Sur le plan des politiques économiques, Keynes propose certaines pistes. Concernant les grandes entreprises d'utilité publique, il préfère la mise en place d'entités autonomes (telles que les grandes universités) ou semi-autonomes à des organismes placés sous la responsabilité directe des ministères d'État[K 4]. S'il est contre le socialisme d'État qui pour lui découle des théories de Jeremy Bentham[K 5], il assigne quand même quatre responsabilités[K 6] aux pouvoirs publics : le « contrôle délibéré de la monnaie et du crédit », la « collecte de données relatives à l'état des affaires et leur diffusion à grande échelle », la détermination du niveau de l'épargne et de l'investissement et une « politique réfléchie touchant la taille de la population ».
Ces idées sont reprises avec une texture institutionnaliste dans un discours prononcé à la Liberal Summer School de Cambridge en , intitulé « Suis-je un libéral ? » qui sera publié dans The Nation et l’Atheneum les 8 et .
Keynes suit John Rogers Commons qui distingue trois ordres économiques successifs : l'ère de la rareté, celle de l'abondance (dont il situe l'apogée au XIXe siècle) et enfin l'ère de la stabilisation dans laquelle les deux hommes pensent entrer[K 7]. Cette troisième période est marquée par une diminution de la liberté individuelle liée surtout à la montée en puissance des grandes entreprises et des cartels, des corporations et des syndicats.
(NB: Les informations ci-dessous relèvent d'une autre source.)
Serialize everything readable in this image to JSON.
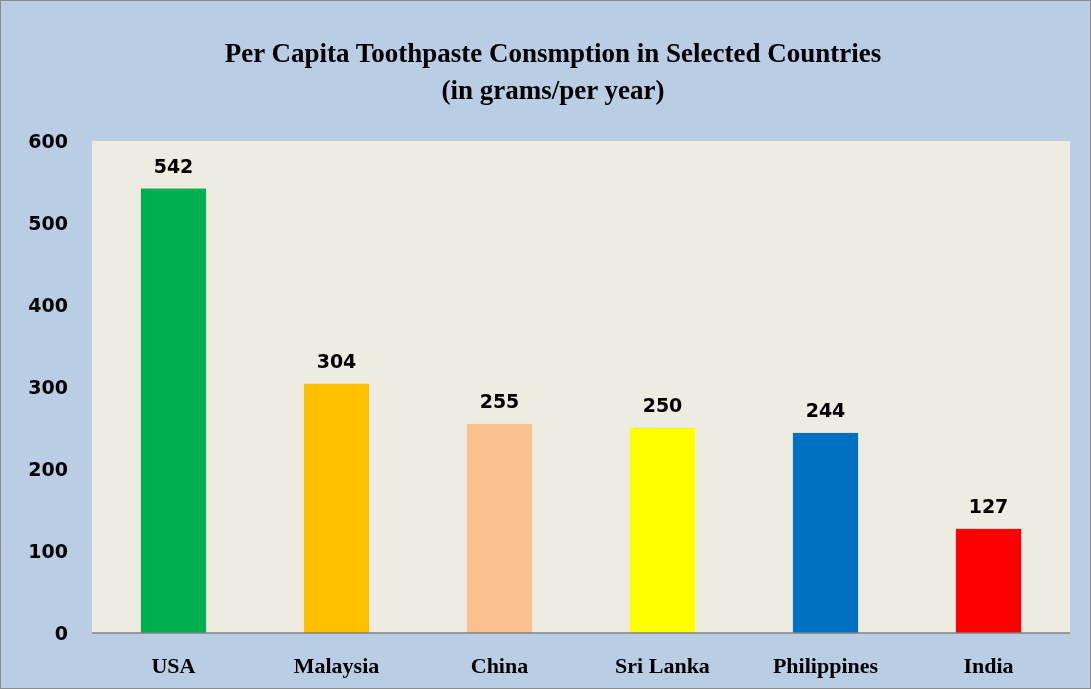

Dans ces circonstances, la véritable mission du nouveau libéralisme est d'arriver à « contrôler et à diriger les forces économiques dans l'intérêt de la justice et de la stabilité sociale »[K 8], aussi en appelle-t-il à la définition d'« une politique nouvelle et d’instruments nouveaux pour adapter et contrôler le jeu des forces économiques, de façon que celles-ci ne heurtent pas brutalement ce qu'on regarde aujourd'hui comme normal en matière de stabilité et de justice sociale »[K 9].
Keynes et son rapport au féminisme
Il est important de mettre en avant l'engagement marqué de Keynes en faveur des droits des femmes. Ce dernier faisait partie du groupe Bloomsbury, aux côtés de Virginia Woolf; groupe dont l'objectif est de "dénoncer les valeurs conservatrices et la morale sexuelle de la société victorienne". Keynes adopte une position similaire à celle de John Stuart Mill, voyant ainsi en les lois concernant le mariage et la contraception des obstacles à l'émancipation des femmes. Keynes lie également cette question épineuse qu'est la liberté des femmes à un enjeu économique, en évoquant l'indissociabilité de cette liberté au contrôle des naissances, dont l'enjeu était la taille de la population. Il évoque également le "salaire familial", qui serait un moyen de quantifier l'activité non rémunérée de la femme au sein de sa famille[26].